Watch Journey's 'Faithfully' Video

With Journey, you were familiar with the band, thanks to having done some shows with them while you were in the Babys, but it had to have been a different sensation to be once again become part of a band that was already in motion.
It was very interesting. I felt like an athlete who kept getting drafted, like a wide receiver who goes from one thing to the next. It was interesting the contrast, with one band being in debt and having a bad management past and trying to pick up the pieces, and then seeing the other side of the tracks – where everything was run like clockwork and was completely in the black. With Journey, they did it all the right way. [Former Journey manager] Herbie [Herbert] had been through all facets of production, from being Neal [Schon]'s roadie to doing sound and lights and then management. They had it down. They had it together. I mean, they started out in station wagons! I just loved the grass-roots thing that they put together. They were a hippie fusion band, and then [Steve] Perry came along and helped them architect something a little bit more commercial. They were always great players, but Steve had a knack, and then Robert Fleischman comes in and pens two of the classic Journey songs. You put something up that looks like that, and then you go, “Well, let’s keep doing that!”

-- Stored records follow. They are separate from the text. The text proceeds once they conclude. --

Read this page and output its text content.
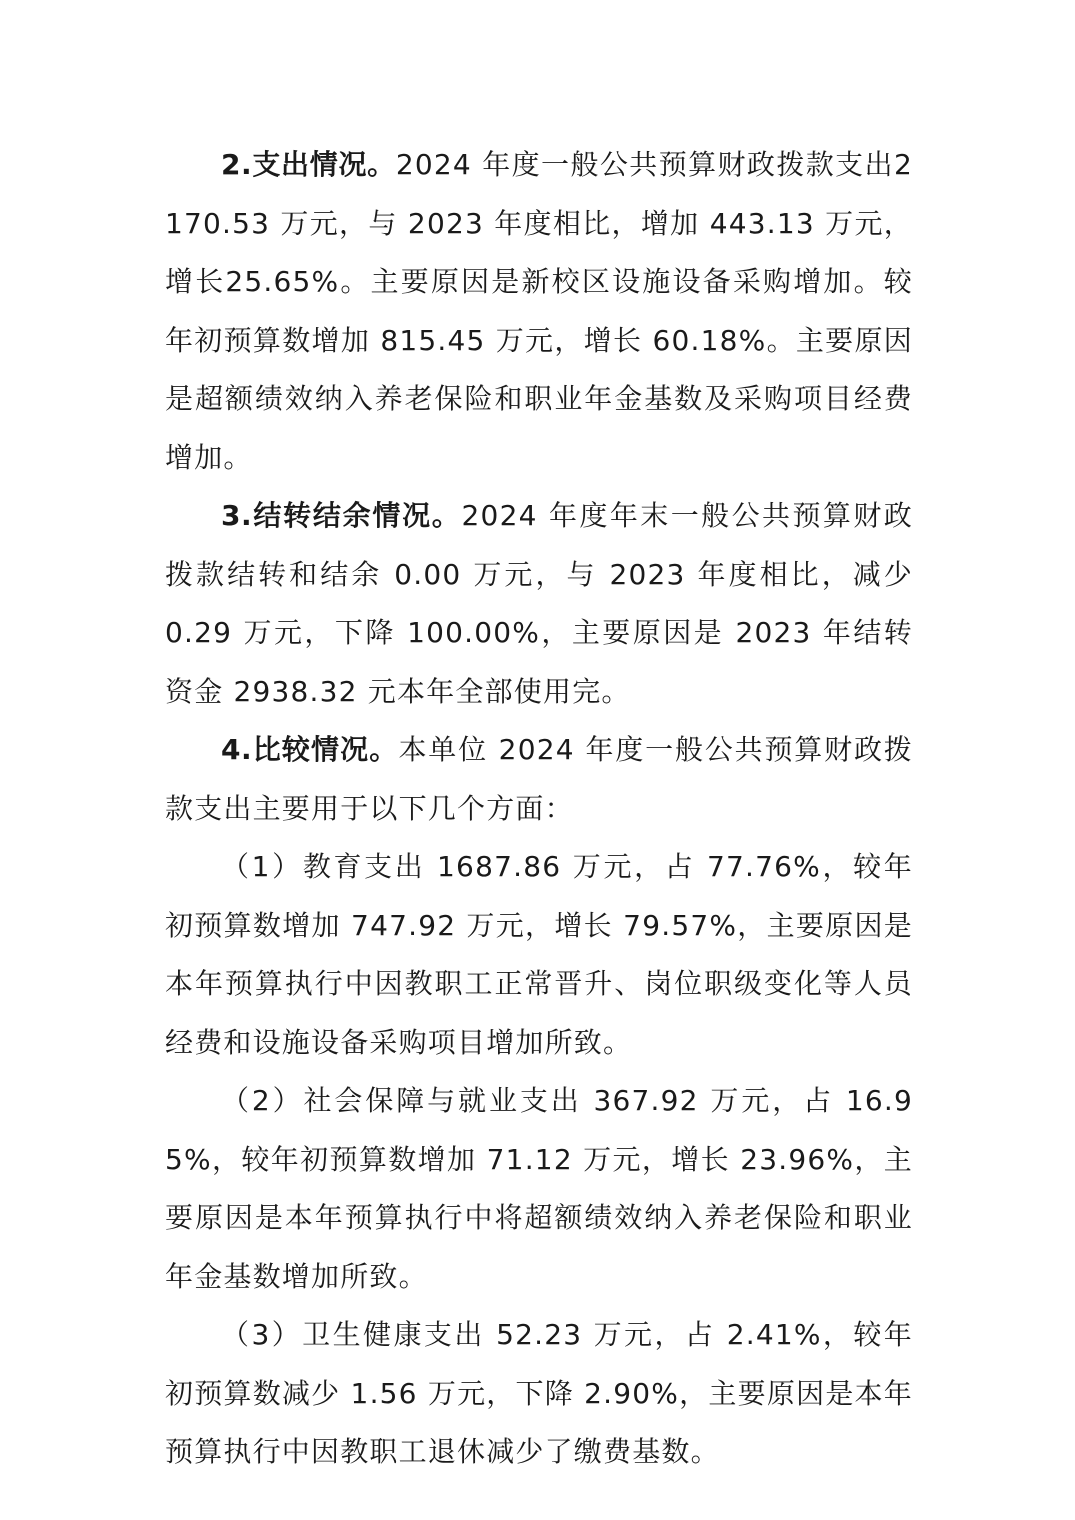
2.支出情况。2024 年度一般公共预算财政拨款支出2170.53 万元，与 2023 年度相比，增加 443.13 万元，增长25.65%。主要原因是新校区设施设备采购增加。较年初预算数增加 815.45 万元，增长 60.18%。主要原因是超额绩效纳入养老保险和职业年金基数及采购项目经费增加。

3.结转结余情况。2024 年度年末一般公共预算财政拨款结转和结余 0.00 万元，与 2023 年度相比，减少 0.29 万元，下降 100.00%，主要原因是 2023 年结转资金 2938.32 元本年全部使用完。

4.比较情况。本单位 2024 年度一般公共预算财政拨款支出主要用于以下几个方面：

（1）教育支出 1687.86 万元，占 77.76%，较年初预算数增加 747.92 万元，增长 79.57%，主要原因是本年预算执行中因教职工正常晋升、岗位职级变化等人员经费和设施设备采购项目增加所致。

（2）社会保障与就业支出 367.92 万元，占 16.95%，较年初预算数增加 71.12 万元，增长 23.96%，主要原因是本年预算执行中将超额绩效纳入养老保险和职业年金基数增加所致。

（3）卫生健康支出 52.23 万元，占 2.41%，较年初预算数减少 1.56 万元，下降 2.90%，主要原因是本年预算执行中因教职工退休减少了缴费基数。
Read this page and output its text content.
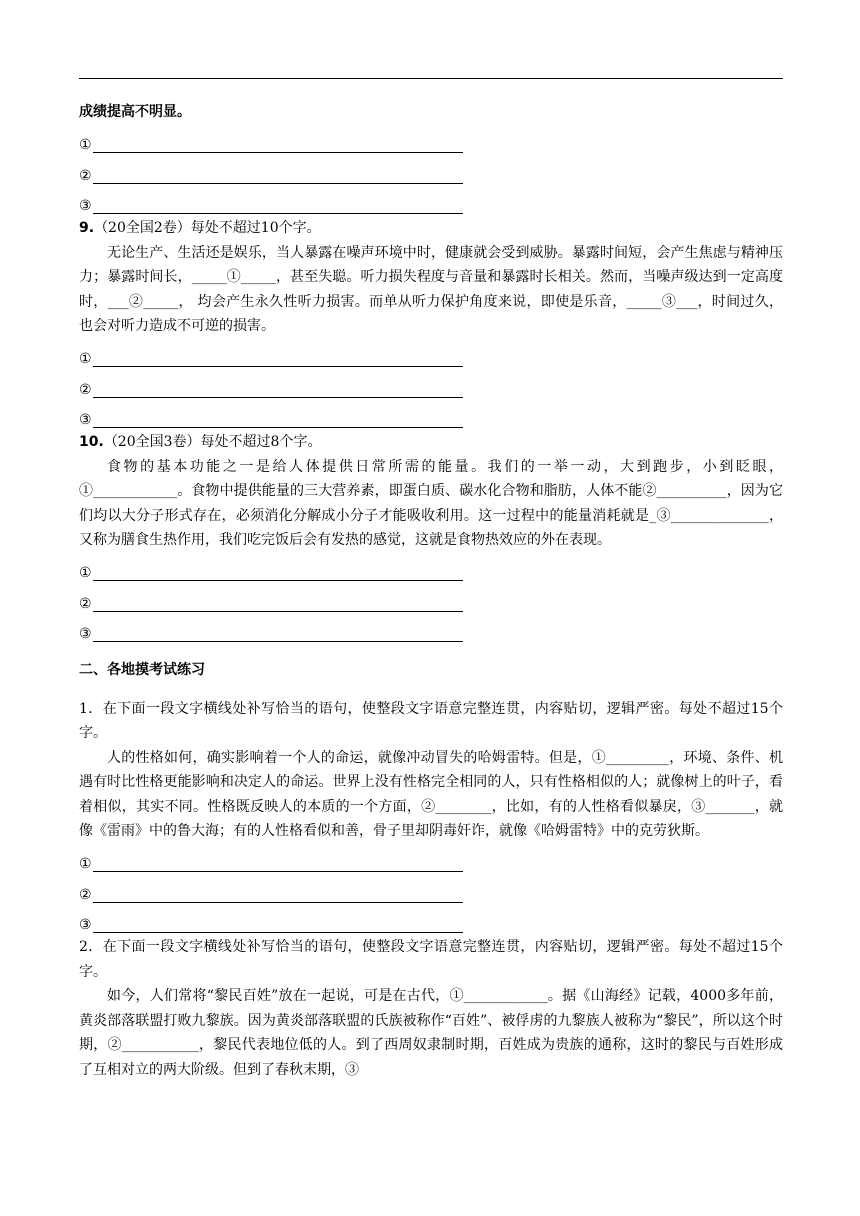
成绩提高不明显。

①
②
③

9.（20全国2卷）每处不超过10个字。

无论生产、生活还是娱乐，当人暴露在噪声环境中时，健康就会受到威胁。暴露时间短，会产生焦虑与精神压力；暴露时间长，_____①_____，甚至失聪。听力损失程度与音量和暴露时长相关。然而，当噪声级达到一定高度时，___②_____， 均会产生永久性听力损害。而单从听力保护角度来说，即使是乐音，_____③___，时间过久，也会对听力造成不可逆的损害。

①
②
③

10.（20全国3卷）每处不超过8个字。

食物的基本功能之一是给人体提供日常所需的能量。我们的一举一动，大到跑步，小到眨眼，①____________。食物中提供能量的三大营养素，即蛋白质、碳水化合物和脂肪，人体不能②__________，因为它们均以大分子形式存在，必须消化分解成小分子才能吸收利用。这一过程中的能量消耗就是_③______________，又称为膳食生热作用，我们吃完饭后会有发热的感觉，这就是食物热效应的外在表现。

①
②
③

二、各地摸考试练习

1．在下面一段文字横线处补写恰当的语句，使整段文字语意完整连贯，内容贴切，逻辑严密。每处不超过15个字。

人的性格如何，确实影响着一个人的命运，就像冲动冒失的哈姆雷特。但是，①_________，环境、条件、机遇有时比性格更能影响和决定人的命运。世界上没有性格完全相同的人，只有性格相似的人；就像树上的叶子，看着相似，其实不同。性格既反映人的本质的一个方面，②________，比如，有的人性格看似暴戾，③_______，就像《雷雨》中的鲁大海；有的人性格看似和善，骨子里却阴毒奸诈，就像《哈姆雷特》中的克劳狄斯。

①
②
③

2．在下面一段文字横线处补写恰当的语句，使整段文字语意完整连贯，内容贴切，逻辑严密。每处不超过15个字。

如今，人们常将“黎民百姓”放在一起说，可是在古代，①____________。据《山海经》记载，4000多年前，黄炎部落联盟打败九黎族。因为黄炎部落联盟的氏族被称作“百姓”、被俘虏的九黎族人被称为“黎民”，所以这个时期，②___________，黎民代表地位低的人。到了西周奴隶制时期，百姓成为贵族的通称，这时的黎民与百姓形成了互相对立的两大阶级。但到了春秋末期，③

If you hear the original version of “Wheel in the Sky” that Robert had sung, and then you hear what Steve did with it in the studio, you knew that they were onto something. Steve just took that to the next level. And then when I joined, they wanted me to help them architect yet another sound. They were kind of tired of their old sound, and they were, like, “Been there, done that, let’s move on.” So, I gladly put my piano into the mix. I felt like, “Why not?” It was a mutual admiration society. I had no idea I was being checked out and scrutinized, but I remember seeing them [when the Babys opened for Journey]. I’d do a little piano solo, and they’d be there watching me. And we’d jam some nights when we were on tour. We’d go out to some rock 'n' roll bar and we’d get up and jam. The next thing I know, Steve’s playing drums and Neal and I are jamming to “Mustang Sally,” and John Waite’s singing lead. It was crazy! Or “Hold On, I’m Coming,” and they’re trading off lead vocals – John Waite and Steve Perry. It was impossibly cool. So, we had kind of already broken bread. But when you get that phone call? “Uh, wow. Sure, okay. I’m in!”

Check Out Journey's Video Game

Which would you say is the more definitively ‘80s moment: Journey contributing to the Tron soundtrack, or Journey getting their own video game?
It’s got to be the video game, right? [Laughs.] I mean, that’s a total milestone. The Tron thing was fun, but I don’t understand why we ended up being background music. They could’ve at least blasted us for half a minute. But we went to see the movie, and we were underwhelmed. We were, like, “Why are you burying us? That could’ve been anyone!”

Where do things stand with Journey at this point? Will there be another album anytime soon?
I don’t know. We kick around the idea. We’ll see. We’ll see how it goes out there. They cost a lot to make, you know? I certainly won’t say there won’t be another one. I think we will do another one when the time’s right. I’ve been writing a lot of worship music, but I’ve started writing other songs again, so – yeah, I feel like we could do another album. If it’s the right time and the right place, I think we could have a go at it. Why not?

The Guardian recently ran a piece which suggested that changes in the lineup of a band don’t really matter. Are you surprised that Journey has managed to survive so many such changes over the years?
I am, and I feel like we’ve dodged a lot of bullets. I’m grateful, and I give all credit to the songs and to the fans. You’ve got to have great songs, and you’ve got to have the fans that’ll stand by you. And, boy, they sure have been loyal. That’s why we’re in the Rock and Roll Hall of Fame!